HDAC 1, 2, 3 and 5 are highly expressed in cultured mouse fetal liver erythroblasts. (A) The mRNA expression levels of different HDAC during in vitro culture of TER119-negative mouse fetal erythroblasts, as quantified by quantitative real-time polymerase chain reaction analysis. The relative level compared to 18S rRNA was calculated using the ΔΔCt method. (B) Protein expression levels of HDAC 1, 2, 3 and 5, as well as histone H4 and acetylated H4K16 during in vitro culture of TER119-negative mouse fetal erythroblasts analyzed by western blot. The mDia2 and GAPDH protein levels are shown as positive and internal loading controls, respectively.

Figure 4.

Depletion of HDAC2 inhibits enucleation and chromatin condensation (A) Depletion of HDAC 1, 2, 3 and 5 in primary erythroid cells by shRNA. TER119-negative mouse fetal erythroblasts were infected with lentiviral vectors encoding shRNA specific for HDAC 1, 2, 3 or 5 and cultured for 48 h. Lysates were subjected to western blotting for individual proteins as indicated. Controls show GAPDH levels. The gels were scanned and quantified. Controls were set as 100. (B) Flow cytometric analysis of cells infected with lentirviruses encoding HDAC 1, 2, 3 or 5 shRNA and cultured for 2 days, as in Figure 1. Cells were stained with TER119–PE and Hoechst 33342 and analyzed by FACS. The percentages of incipient reticulocytes are indicated. (C) Quantification of incipient reticulocytes in cells infected with indicated lentiviruses. (D) Western blot analysis of acetylated H4K16 when HDAC2 was down-regulated by shRNA.

Figure 5.

Depletion of HDAC2 blocks chromatin condensation and contractive actin ring (CAR) formation of cultured mouse fetal liver erythroblasts. (A) Quantification of the estimated nuclear volume of 2-day cultured mouse fetal liver erythroblasts infected with lentiviruses expressing HDAC2 shRNA. (B) Alexa Fluor 488–phalloidin staining the same cells as in A. The scale bar represents 5 μm. (C).
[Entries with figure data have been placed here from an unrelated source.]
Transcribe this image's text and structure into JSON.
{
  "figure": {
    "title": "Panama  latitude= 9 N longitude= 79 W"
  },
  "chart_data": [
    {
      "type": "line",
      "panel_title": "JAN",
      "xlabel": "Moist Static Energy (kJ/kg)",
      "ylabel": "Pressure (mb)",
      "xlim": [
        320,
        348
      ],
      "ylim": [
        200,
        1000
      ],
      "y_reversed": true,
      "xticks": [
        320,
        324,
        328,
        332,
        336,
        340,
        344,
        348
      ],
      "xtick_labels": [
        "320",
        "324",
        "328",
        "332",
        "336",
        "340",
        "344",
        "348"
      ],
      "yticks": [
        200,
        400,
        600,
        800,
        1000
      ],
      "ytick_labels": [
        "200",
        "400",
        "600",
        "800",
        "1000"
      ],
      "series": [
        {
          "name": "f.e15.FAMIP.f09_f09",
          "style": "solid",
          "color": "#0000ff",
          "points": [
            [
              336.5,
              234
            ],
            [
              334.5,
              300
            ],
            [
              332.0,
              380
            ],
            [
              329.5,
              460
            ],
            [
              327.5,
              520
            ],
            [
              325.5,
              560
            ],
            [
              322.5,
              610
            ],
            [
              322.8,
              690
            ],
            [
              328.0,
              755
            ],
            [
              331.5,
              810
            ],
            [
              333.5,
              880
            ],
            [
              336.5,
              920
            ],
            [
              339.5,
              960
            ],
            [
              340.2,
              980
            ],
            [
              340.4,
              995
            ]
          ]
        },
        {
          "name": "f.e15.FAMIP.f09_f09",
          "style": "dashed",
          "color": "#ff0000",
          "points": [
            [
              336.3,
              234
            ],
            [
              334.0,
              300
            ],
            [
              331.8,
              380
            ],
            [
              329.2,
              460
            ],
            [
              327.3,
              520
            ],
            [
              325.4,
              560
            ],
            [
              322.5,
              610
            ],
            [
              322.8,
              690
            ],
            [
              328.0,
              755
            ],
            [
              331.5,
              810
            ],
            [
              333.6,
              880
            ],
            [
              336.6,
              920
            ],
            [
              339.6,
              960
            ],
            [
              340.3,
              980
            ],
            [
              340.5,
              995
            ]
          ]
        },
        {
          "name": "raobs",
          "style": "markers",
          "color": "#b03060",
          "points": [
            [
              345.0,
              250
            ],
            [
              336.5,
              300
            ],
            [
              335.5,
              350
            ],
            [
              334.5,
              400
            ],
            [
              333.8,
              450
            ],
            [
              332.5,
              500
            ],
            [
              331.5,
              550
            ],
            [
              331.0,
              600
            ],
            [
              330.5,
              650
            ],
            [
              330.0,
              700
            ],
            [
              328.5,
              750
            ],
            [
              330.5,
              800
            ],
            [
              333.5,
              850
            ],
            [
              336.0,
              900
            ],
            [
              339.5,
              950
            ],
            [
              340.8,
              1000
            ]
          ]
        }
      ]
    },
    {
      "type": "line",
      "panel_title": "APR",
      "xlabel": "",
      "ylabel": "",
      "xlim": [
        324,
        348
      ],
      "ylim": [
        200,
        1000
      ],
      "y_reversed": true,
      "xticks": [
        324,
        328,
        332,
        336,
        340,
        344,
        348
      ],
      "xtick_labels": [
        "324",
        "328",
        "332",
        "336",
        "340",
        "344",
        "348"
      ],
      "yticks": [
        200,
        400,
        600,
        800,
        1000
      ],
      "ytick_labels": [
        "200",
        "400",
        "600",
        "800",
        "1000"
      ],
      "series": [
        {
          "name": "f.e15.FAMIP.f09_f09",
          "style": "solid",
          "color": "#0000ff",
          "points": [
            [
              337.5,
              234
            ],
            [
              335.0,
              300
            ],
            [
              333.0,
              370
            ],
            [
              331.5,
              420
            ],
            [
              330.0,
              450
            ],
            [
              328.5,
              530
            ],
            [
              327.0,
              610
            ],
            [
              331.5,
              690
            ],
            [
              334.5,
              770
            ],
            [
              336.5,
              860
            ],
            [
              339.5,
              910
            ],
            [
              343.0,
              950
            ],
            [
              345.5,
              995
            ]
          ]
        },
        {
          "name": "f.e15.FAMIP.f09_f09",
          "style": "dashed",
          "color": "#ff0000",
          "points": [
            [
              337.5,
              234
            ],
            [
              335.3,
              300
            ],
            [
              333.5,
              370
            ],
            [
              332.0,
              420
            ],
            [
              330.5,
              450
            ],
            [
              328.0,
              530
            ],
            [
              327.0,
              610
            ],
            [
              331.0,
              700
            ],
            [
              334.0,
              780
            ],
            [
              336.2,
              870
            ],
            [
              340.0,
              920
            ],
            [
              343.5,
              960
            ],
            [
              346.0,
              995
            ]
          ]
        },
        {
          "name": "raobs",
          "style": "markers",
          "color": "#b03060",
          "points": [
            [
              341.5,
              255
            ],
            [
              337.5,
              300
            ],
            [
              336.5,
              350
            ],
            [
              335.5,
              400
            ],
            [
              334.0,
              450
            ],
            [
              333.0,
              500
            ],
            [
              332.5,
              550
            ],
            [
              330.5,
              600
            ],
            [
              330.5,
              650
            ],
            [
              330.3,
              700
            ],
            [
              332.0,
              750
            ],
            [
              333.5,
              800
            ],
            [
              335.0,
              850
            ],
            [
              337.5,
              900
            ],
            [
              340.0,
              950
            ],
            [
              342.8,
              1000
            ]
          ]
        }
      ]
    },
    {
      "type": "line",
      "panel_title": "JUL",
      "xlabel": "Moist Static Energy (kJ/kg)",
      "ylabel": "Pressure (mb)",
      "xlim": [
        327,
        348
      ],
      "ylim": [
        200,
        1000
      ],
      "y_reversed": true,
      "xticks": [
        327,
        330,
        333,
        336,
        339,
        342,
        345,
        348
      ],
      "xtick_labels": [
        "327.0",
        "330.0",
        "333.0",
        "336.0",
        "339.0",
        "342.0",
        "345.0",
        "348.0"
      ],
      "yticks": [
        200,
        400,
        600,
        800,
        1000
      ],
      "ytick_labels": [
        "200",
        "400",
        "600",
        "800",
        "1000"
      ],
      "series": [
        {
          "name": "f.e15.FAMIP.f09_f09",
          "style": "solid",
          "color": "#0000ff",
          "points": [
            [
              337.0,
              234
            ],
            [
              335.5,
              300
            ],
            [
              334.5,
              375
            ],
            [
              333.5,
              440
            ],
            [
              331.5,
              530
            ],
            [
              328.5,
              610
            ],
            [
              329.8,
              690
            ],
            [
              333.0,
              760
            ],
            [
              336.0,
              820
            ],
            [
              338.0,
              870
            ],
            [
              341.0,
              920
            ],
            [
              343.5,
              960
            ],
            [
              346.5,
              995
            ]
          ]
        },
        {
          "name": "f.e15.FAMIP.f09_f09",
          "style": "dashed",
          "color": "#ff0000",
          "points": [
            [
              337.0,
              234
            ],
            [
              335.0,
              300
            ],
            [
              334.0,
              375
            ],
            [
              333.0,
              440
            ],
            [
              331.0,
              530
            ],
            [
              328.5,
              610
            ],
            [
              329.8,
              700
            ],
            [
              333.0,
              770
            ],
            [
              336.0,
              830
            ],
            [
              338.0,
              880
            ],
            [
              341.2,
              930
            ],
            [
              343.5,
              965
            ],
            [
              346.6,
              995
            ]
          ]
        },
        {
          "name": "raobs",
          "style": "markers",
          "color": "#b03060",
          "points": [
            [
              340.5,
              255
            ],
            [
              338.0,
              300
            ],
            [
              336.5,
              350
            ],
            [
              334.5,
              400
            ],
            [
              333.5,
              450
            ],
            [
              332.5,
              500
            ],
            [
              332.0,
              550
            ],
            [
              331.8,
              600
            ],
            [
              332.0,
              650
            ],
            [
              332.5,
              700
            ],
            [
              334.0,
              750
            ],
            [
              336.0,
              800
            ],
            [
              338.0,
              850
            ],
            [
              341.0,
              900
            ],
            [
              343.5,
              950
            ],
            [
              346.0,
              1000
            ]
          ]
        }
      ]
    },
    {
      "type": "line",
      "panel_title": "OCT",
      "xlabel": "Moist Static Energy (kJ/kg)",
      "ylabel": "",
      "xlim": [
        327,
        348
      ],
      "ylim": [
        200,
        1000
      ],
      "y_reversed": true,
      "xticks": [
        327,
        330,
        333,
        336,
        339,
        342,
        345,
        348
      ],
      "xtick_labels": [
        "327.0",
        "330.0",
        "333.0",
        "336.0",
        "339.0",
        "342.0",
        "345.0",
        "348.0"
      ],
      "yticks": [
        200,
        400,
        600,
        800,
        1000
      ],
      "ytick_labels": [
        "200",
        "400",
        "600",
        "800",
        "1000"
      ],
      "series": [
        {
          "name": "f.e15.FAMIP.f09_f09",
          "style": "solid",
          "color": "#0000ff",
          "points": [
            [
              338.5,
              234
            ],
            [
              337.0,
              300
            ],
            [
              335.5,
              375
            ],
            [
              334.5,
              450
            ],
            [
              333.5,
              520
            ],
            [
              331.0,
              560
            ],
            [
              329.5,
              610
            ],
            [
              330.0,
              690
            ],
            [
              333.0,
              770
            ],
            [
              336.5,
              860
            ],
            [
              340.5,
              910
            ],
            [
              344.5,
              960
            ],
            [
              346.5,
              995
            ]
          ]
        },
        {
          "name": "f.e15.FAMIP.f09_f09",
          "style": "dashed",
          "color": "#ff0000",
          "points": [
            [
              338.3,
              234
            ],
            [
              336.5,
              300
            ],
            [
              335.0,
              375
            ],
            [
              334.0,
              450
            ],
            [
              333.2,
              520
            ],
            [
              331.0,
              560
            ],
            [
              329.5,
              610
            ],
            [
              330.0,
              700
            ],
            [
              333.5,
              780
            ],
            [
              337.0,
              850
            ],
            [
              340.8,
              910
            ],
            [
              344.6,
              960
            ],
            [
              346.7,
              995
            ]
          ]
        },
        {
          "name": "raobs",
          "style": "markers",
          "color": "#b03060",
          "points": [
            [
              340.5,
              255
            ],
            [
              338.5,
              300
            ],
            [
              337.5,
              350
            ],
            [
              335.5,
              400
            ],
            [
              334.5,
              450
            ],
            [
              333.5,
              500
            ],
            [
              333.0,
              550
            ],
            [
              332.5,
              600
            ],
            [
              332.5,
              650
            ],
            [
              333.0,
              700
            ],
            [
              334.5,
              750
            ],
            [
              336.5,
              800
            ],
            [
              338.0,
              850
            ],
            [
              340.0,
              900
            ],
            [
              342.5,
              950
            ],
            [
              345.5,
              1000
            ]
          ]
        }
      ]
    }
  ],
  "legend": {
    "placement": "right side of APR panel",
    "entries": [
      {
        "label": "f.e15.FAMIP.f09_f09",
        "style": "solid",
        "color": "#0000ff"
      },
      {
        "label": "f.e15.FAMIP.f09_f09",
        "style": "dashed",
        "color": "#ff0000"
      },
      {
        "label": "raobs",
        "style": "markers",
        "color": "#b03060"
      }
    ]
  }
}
Quantification from B of cells containing a CAR. Three independent experiments were performed with roughly 200 cells counted in randomly picked areas.

Figure 6.

Depletion of HDAC2 does not block terminal differentiation and proliferation of cultured mouse fetal liver erythroblasts. (A) Flow cytometric analysis of cells infected with lentivirus encoding HDAC1, HDAC2, HDAC3 or HDAC5 shRNA and cultured for 2 days, as in Figure 4B. Cells were stained with TER119–PE and FITC-CD71 and analyzed by FACS. The percentages of TER119-positive cells are quantified. (B) Quantification of TER119-positive cells from A. (C) Benzidine-Giemsa staining of cells 48 h after infection with lentivirus encoding control or HDAC2 shRNA. The scale bar represents 8 μm. (D) Hemoglobin concentration of cells 48 h after infection with lentivirus encoding control or HDAC2 shRNA. (C) The same cells as in A were counted after 48 h in culture. The total number and the normalized number, as in Figure 1D, are shown.